While it seems hard to believe, up until a few years ago, Australia hadn’t seen a single male footballer come out as gay. That all changed in May 2019, when Andrew Brennan, an Australian professional footballer who plays for South Melbourne, came out, forever changing the football world in Australia and paving the way for other LGBTQIA+ athletes to follow suit.
“I feel one of the hardest barriers to overcome as a young member of the LGBTQIA+ community in sport is feeling discriminated against,” says Brennan, who works with Nike’s Proud2Play LBGTQIA+ Coaching and Mentorship Program to overcome these barriers and inspire change.
“Dismissive or offensive words or actions can have lasting effects on people who are struggling with their sexual or gender identity and not quite feeling as though they belong.”
Here, we chat to Brennan about what he was most afraid of when he came out, what the response was and why LGBTQIA+ athletes hiding their sexuality is such an important issue to be aware of.
The Latch: What was it like growing up and having to hide your sexuality?

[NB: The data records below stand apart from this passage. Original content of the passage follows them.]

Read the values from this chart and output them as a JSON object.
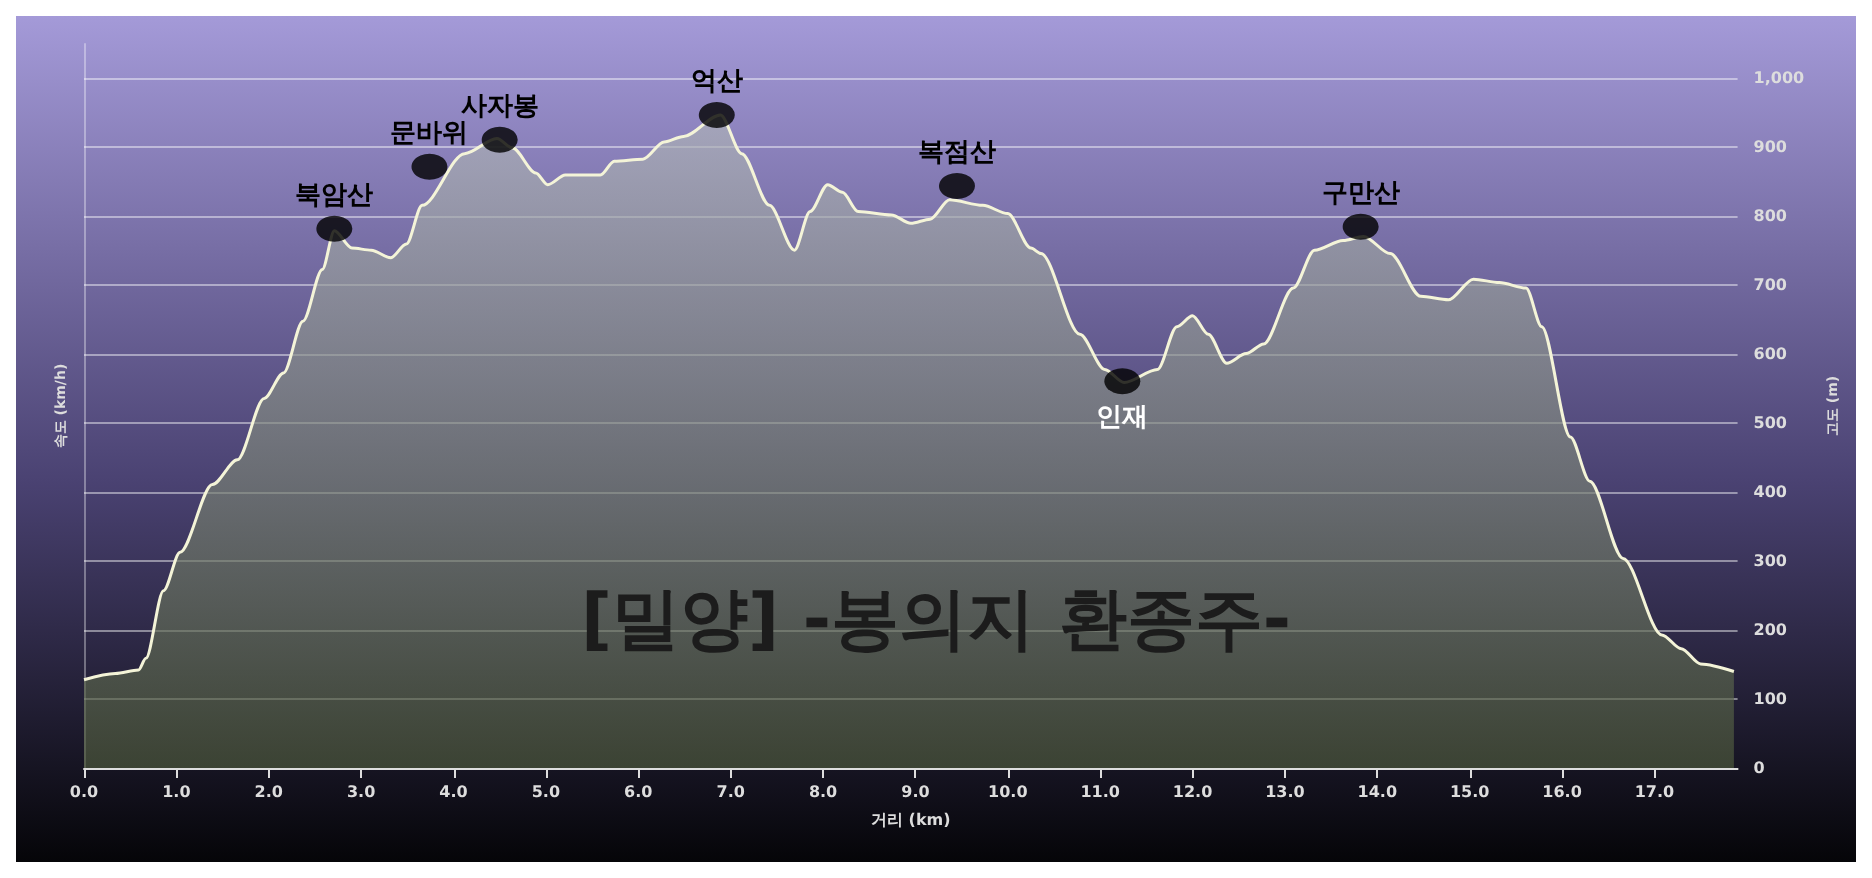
{
  "chart_data": {
    "type": "area",
    "title": "[밀양] -봉의지 환종주-",
    "xlabel": "거리 (km)",
    "ylabel": "고도 (m)",
    "y2label": "속도 (km/h)",
    "x": [
      0,
      0.34,
      0.59,
      0.67,
      0.86,
      1.04,
      1.39,
      1.66,
      1.95,
      2.16,
      2.37,
      2.58,
      2.71,
      2.9,
      3.11,
      3.32,
      3.49,
      3.66,
      4.12,
      4.47,
      4.64,
      4.89,
      5.02,
      5.21,
      5.59,
      5.74,
      6.05,
      6.28,
      6.49,
      6.89,
      7.12,
      7.42,
      7.69,
      7.86,
      8.05,
      8.21,
      8.38,
      8.74,
      8.95,
      9.16,
      9.37,
      9.73,
      10.0,
      10.25,
      10.36,
      10.78,
      11.05,
      11.26,
      11.62,
      11.83,
      12.0,
      12.17,
      12.37,
      12.58,
      12.77,
      13.09,
      13.32,
      13.63,
      13.85,
      14.14,
      14.47,
      14.77,
      15.04,
      15.32,
      15.61,
      15.78,
      16.09,
      16.3,
      16.66,
      17.08,
      17.29,
      17.5,
      17.86
    ],
    "series": [
      {
        "color": "#f4f4d8",
        "values": [
          128,
          137,
          142,
          159,
          257,
          313,
          411,
          447,
          536,
          573,
          648,
          723,
          779,
          754,
          751,
          740,
          760,
          816,
          891,
          913,
          899,
          863,
          846,
          860,
          860,
          880,
          883,
          908,
          916,
          947,
          891,
          816,
          751,
          807,
          846,
          835,
          807,
          802,
          790,
          796,
          824,
          816,
          804,
          754,
          746,
          629,
          578,
          559,
          578,
          640,
          656,
          629,
          587,
          601,
          615,
          696,
          751,
          765,
          771,
          746,
          684,
          679,
          709,
          704,
          696,
          640,
          480,
          416,
          304,
          193,
          173,
          151,
          140
        ]
      },
      {
        "type": "scatter",
        "color": "#000000",
        "marker": "circle",
        "x": [
          2.71,
          3.74,
          4.5,
          6.85,
          9.45,
          11.24,
          13.82
        ],
        "values": [
          782,
          872,
          911,
          947,
          844,
          561,
          785
        ]
      }
    ],
    "xlim": [
      0,
      17.9
    ],
    "xticks": [
      {
        "value": 0,
        "label": "0.0"
      },
      {
        "value": 1,
        "label": "1.0"
      },
      {
        "value": 2,
        "label": "2.0"
      },
      {
        "value": 3,
        "label": "3.0"
      },
      {
        "value": 4,
        "label": "4.0"
      },
      {
        "value": 5,
        "label": "5.0"
      },
      {
        "value": 6,
        "label": "6.0"
      },
      {
        "value": 7,
        "label": "7.0"
      },
      {
        "value": 8,
        "label": "8.0"
      },
      {
        "value": 9,
        "label": "9.0"
      },
      {
        "value": 10,
        "label": "10.0"
      },
      {
        "value": 11,
        "label": "11.0"
      },
      {
        "value": 12,
        "label": "12.0"
      },
      {
        "value": 13,
        "label": "13.0"
      },
      {
        "value": 14,
        "label": "14.0"
      },
      {
        "value": 15,
        "label": "15.0"
      },
      {
        "value": 16,
        "label": "16.0"
      },
      {
        "value": 17,
        "label": "17.0"
      }
    ],
    "ylim": [
      0,
      1050
    ],
    "yticks": [
      0,
      100,
      200,
      300,
      400,
      500,
      600,
      700,
      800,
      900,
      {
        "value": 1000,
        "label": "1,000"
      }
    ],
    "grid": "y",
    "marker": "none",
    "annotations": [
      {
        "text": "북암산",
        "x": 2.71,
        "y": 782
      },
      {
        "text": "문바위",
        "x": 3.74,
        "y": 872
      },
      {
        "text": "사자봉",
        "x": 4.5,
        "y": 911
      },
      {
        "text": "억산",
        "x": 6.85,
        "y": 947
      },
      {
        "text": "복점산",
        "x": 9.45,
        "y": 844
      },
      {
        "text": "인재",
        "x": 11.24,
        "y": 561
      },
      {
        "text": "구만산",
        "x": 13.82,
        "y": 785
      }
    ]
  }
}
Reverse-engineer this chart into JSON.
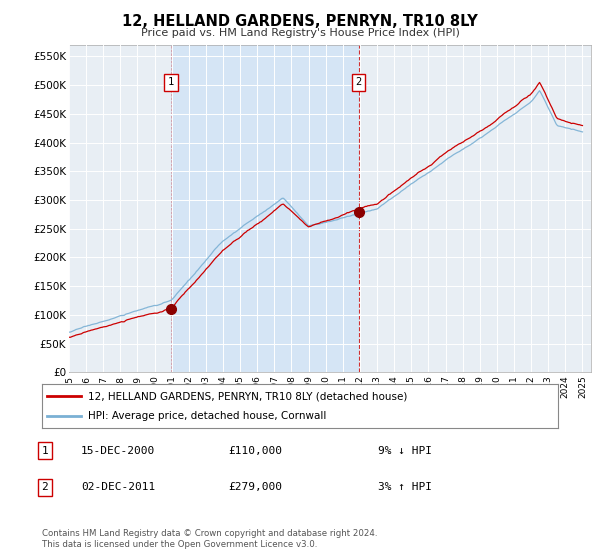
{
  "title": "12, HELLAND GARDENS, PENRYN, TR10 8LY",
  "subtitle": "Price paid vs. HM Land Registry's House Price Index (HPI)",
  "background_color": "#ffffff",
  "plot_bg_color": "#dce8f5",
  "plot_bg_color_outside": "#e8e8e8",
  "grid_color": "#ffffff",
  "ylim": [
    0,
    570000
  ],
  "yticks": [
    0,
    50000,
    100000,
    150000,
    200000,
    250000,
    300000,
    350000,
    400000,
    450000,
    500000,
    550000
  ],
  "ytick_labels": [
    "£0",
    "£50K",
    "£100K",
    "£150K",
    "£200K",
    "£250K",
    "£300K",
    "£350K",
    "£400K",
    "£450K",
    "£500K",
    "£550K"
  ],
  "sale1_date": 2000.958,
  "sale1_price": 110000,
  "sale1_label": "1",
  "sale2_date": 2011.917,
  "sale2_price": 279000,
  "sale2_label": "2",
  "sale_marker_color": "#8b0000",
  "sale_line_color": "#cc0000",
  "hpi_line_color": "#7ab0d4",
  "legend_sale_label": "12, HELLAND GARDENS, PENRYN, TR10 8LY (detached house)",
  "legend_hpi_label": "HPI: Average price, detached house, Cornwall",
  "annotation1_date": "15-DEC-2000",
  "annotation1_price": "£110,000",
  "annotation1_note": "9% ↓ HPI",
  "annotation2_date": "02-DEC-2011",
  "annotation2_price": "£279,000",
  "annotation2_note": "3% ↑ HPI",
  "footer": "Contains HM Land Registry data © Crown copyright and database right 2024.\nThis data is licensed under the Open Government Licence v3.0."
}
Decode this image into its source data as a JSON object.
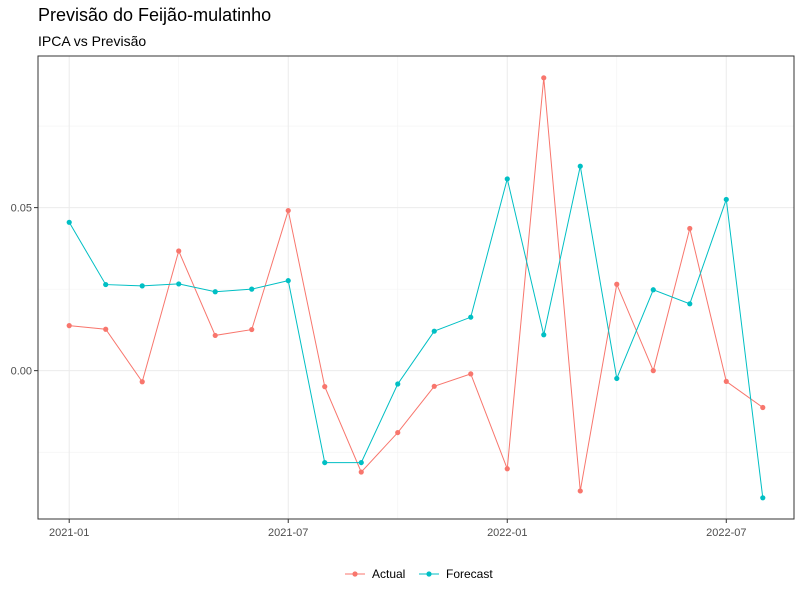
{
  "title": "Previsão do Feijão-mulatinho",
  "subtitle": "IPCA vs Previsão",
  "chart_data": {
    "type": "line",
    "title": "Previsão do Feijão-mulatinho",
    "subtitle": "IPCA vs Previsão",
    "xlabel": "",
    "ylabel": "",
    "x": [
      "2021-01",
      "2021-02",
      "2021-03",
      "2021-04",
      "2021-05",
      "2021-06",
      "2021-07",
      "2021-08",
      "2021-09",
      "2021-10",
      "2021-11",
      "2021-12",
      "2022-01",
      "2022-02",
      "2022-03",
      "2022-04",
      "2022-05",
      "2022-06",
      "2022-07",
      "2022-08"
    ],
    "x_ticks": [
      "2021-01",
      "2021-07",
      "2022-01",
      "2022-07"
    ],
    "y_ticks": [
      0.0,
      0.05
    ],
    "y_tick_labels": [
      "0.00",
      "0.05"
    ],
    "ylim": [
      -0.0455,
      0.0965
    ],
    "grid": true,
    "legend_position": "bottom",
    "series": [
      {
        "name": "Actual",
        "color": "#F8766D",
        "values": [
          0.0138,
          0.0127,
          -0.0034,
          0.0367,
          0.0108,
          0.0126,
          0.0491,
          -0.0049,
          -0.0311,
          -0.019,
          -0.0048,
          -0.001,
          -0.0301,
          0.0898,
          -0.0369,
          0.0265,
          0.0,
          0.0436,
          -0.0033,
          -0.0113
        ]
      },
      {
        "name": "Forecast",
        "color": "#00BFC4",
        "values": [
          0.0455,
          0.0264,
          0.026,
          0.0266,
          0.0242,
          0.025,
          0.0276,
          -0.0282,
          -0.0282,
          -0.0041,
          0.0121,
          0.0164,
          0.0588,
          0.011,
          0.0627,
          -0.0024,
          0.0248,
          0.0205,
          0.0525,
          -0.039
        ]
      }
    ]
  }
}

Andy Brennan: Growing up playing sport and feeling as though you don’t quite belong amongst your peers can have lasting effects. If you can picture the young player who is terribly hard on themselves for making a mistake, whose confidence can be a shock in a moment or mistakes linger in their minds — that is the result of feeling alone and intrinsically different.
I felt these things for so long. Up until I accepted my sexuality, I always felt that something was wrong with me. Creating environments where young LGBTQIA+ people do not have to suffer like this should be everybody’s aim.
TL: What were you most afraid about when coming out in the sports world?
AB: I was worried about being rejected. Rejected by my friends, coaches, teammates and even family. Saying it now feels ridiculous to me (because I know how supportive and loving everyone has been), but when you’re alone and down inside your own head, the last thing you want is to ruin the love and support you have around you. There was a real fear that my being gay could really isolate me.
There are stages that come with ‘coming out’. First, you must come to accept yourself for who you are. This, for me, was the hardest. I accepted myself for the first time at 25. That was because I knew I couldn’t live like I was any longer. Then you must ‘tell’ or ‘show’ (by who you are with) the world who you are. You test the water with a close person and then continue on that path. Telling each person is a new battle with new fears.
But when you are prepared to quit playing and let friendships go by the wayside in the pursuit to be who you are, you know you must keep going.
TL: What was the response?
AB: I really felt that playing football and being gay were not congruent. Boy, how I was wrong. The response was special. Special because where my mind was, and where it ended up, were truly on the opposite ends of the scale. I felt more confident and stronger, and this showed playing sport. I no longer hide away in my shell when I make a mistake. Or when someone has some stern words. I feel on the front foot, rather than on the back foot.
This is why I am so passionate about helping change the landscape for young LGBTQIA+ people. No one should feel this way. Coaches have a huge role to play in building a safe and supportive environment, no matter who the person is.
TL: Why is LGBTQIA+ youth hiding their sexuality in sport such an important issue to be aware of?
AB: Hiding who you are in sport and society has huge ramifications on your mental state. Feeling as though you don’t belong, that something deep in you does not configure to society’s standards, leaves you feeling ashamed of who you are. In that deep mental chasm are fear, self-blame and isolation.
In a recent study, 70% of people felt that transgender or gender diverse people would not be welcome in their club. This attitude affirms young LGBTQIA+ people’s fears, and we must change it to make LGBTQIA+ inclusion a priority. Reduce prevalent ignorance of homophobia and discrimination towards this community. Visibility is power, and sport is visibility.
Through sport, we have the power and platform to represent the LGBTQIA+ community and change those attitudes that are so damning to an already vulnerable community. Inclusive language and registration forms, mixed-gender teams, non-binary uniforms and gender-neutral bathrooms are small changes that make a contribution to creating visibility for LGBTQIA+ athletes. This can create an attitude change. We must make these changes.
So, for us, it means so much to have the support of a brand like Nike to help spur on that change needed for athletes, but more so at that grassroots level, which is where the big gap is — with a joint objective to build a future where everyone can win.